Segundo o jornal americano, com uma série de pequenos passos - alguns anunciados no começo do ano e outros sendo preparados agora -, Washington está procurando, principalmente, atenuar as penúrias do povo cubano e permitir que americanos visitem Cuba, instalem escritórios lá e enviem dinheiro, alimentos e remédios mais livremente para a ilha.
O NYT afirma que nas próximas semanas, segundo autoridades americanas, o presidente Bill Clinton irá retirar mais restrições à transferência de dinheiro e às viagens, além de anunciar o começo de vôos diretos entre Havana, Nova York e Los Angeles, aumentando a rota atual Cuba-Miami.
Essas mudanças, continua o diário nova-iorquino, são parte de uma nova tentativa americana de aproximação do governo cubano. Em 21 de junho, informa o NYT, autoridades dos EUA e de Cuba concordaram em começar a trabalhar mais em conjunto para combater um significativo aumento do tráfico de drogas no interior e nos arredores da ilha. Também foram propostas outras medidas que, de acordo com os americanos, poderiam gerar uma grande cooperação.

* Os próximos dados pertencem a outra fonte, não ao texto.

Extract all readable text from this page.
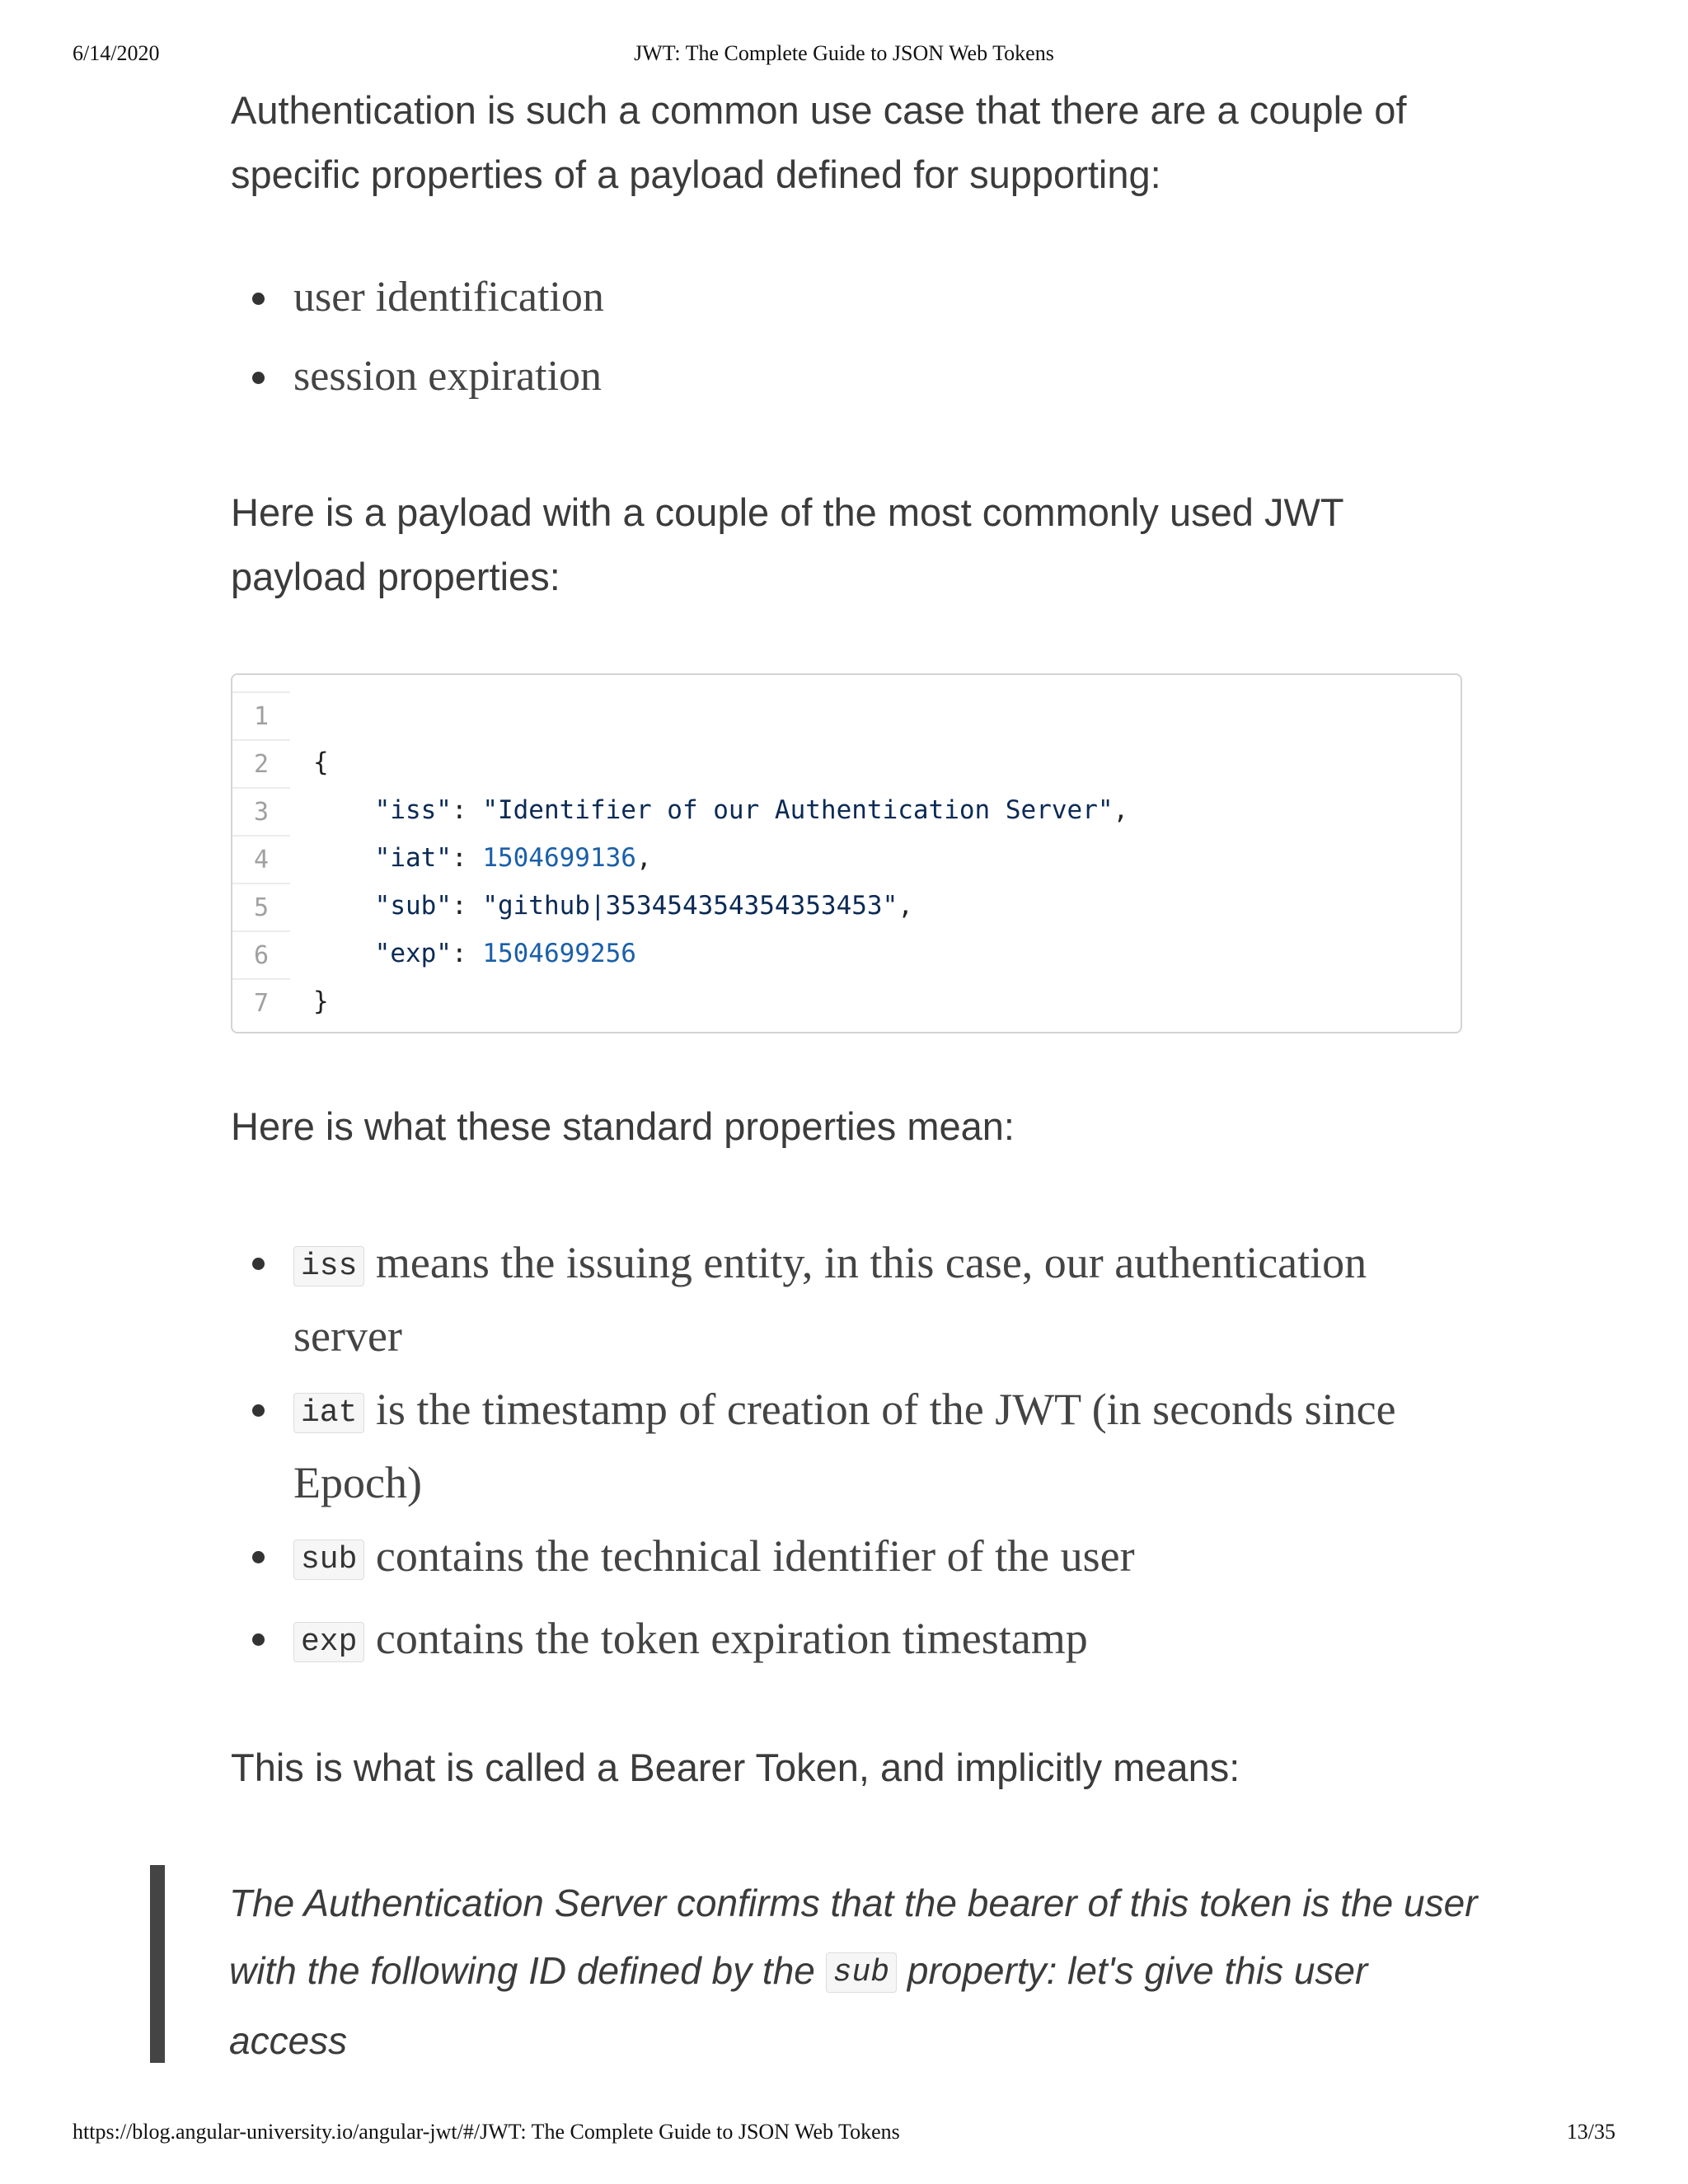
6/14/2020	JWT: The Complete Guide to JSON Web Tokens

Authentication is such a common use case that there are a couple of specific properties of a payload defined for supporting:

user identification
session expiration

Here is a payload with a couple of the most commonly used JWT payload properties:

Here is what these standard properties mean:

iss means the issuing entity, in this case, our authentication server
iat is the timestamp of creation of the JWT (in seconds since Epoch)
sub contains the technical identifier of the user
exp contains the token expiration timestamp

This is what is called a Bearer Token, and implicitly means:

1
2	{
3	"iss": "Identifier of our Authentication Server",
4	"iat": 1504699136,
5	"sub": "github|353454354354353453",
6	"exp": 1504699256
7	}

The Authentication Server confirms that the bearer of this token is the user with the following ID defined by the sub property: let's give this user access

https://blog.angular-university.io/angular-jwt/#/JWT: The Complete Guide to JSON Web Tokens	13/35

Para o jornal, a iniciativa cai bem dentro dos limites da política americana, estabelecidos em 1992 e 1996 pelas leis que endureceram o embargo econômico de 37 anos imposto à ilha. O endurecimento das medidas foi consequência do fato de dois jatos de combate cubanos terem abatido dois aviões civis em 1996, matando quatro cubanos-americanos que tinham planejado voar sobre Havana.
"Há uma determinação consciente desse governo para fazer o que deve ser feito", disse um alto funcionário da Casa Branca ao NYT. Referindo-se aos cubanos que se opõem ao governo de Fidel, ele disse que a política para Cuba foi refém de grupos de lobby cubano-americanos por muito tempo.
O The New York Times, um dos jornais mais influentes do mundo
escreveu que algumas autoridades dizem que o governo já começou a revisar a política cubana considerando o legado que Clinton pretende deixar e as aspirações políticas do vice-presidente Al Gore. Assessores do governo americano dizem que Clinton vê a atual estratégia de Washington para Cuba como arcaica e ineficaz. Gore, porém, não quer atrair a revolta dos eleitores cubano-americanos, consideravelmente influentes em dois Estados importantes, Flórida e New Jersey.
Para o jornal, uma década depois do fim da guerra fria, alguns assessores acreditam que o poder conservador dos grupos de cubanos nos EUA está diminuindo, enquanto a oposição ao embargo continua a aumentar entre empresários, produtores rurais
grupos religiosos e gerações mais jovens de descendentes dos exilados cubanos.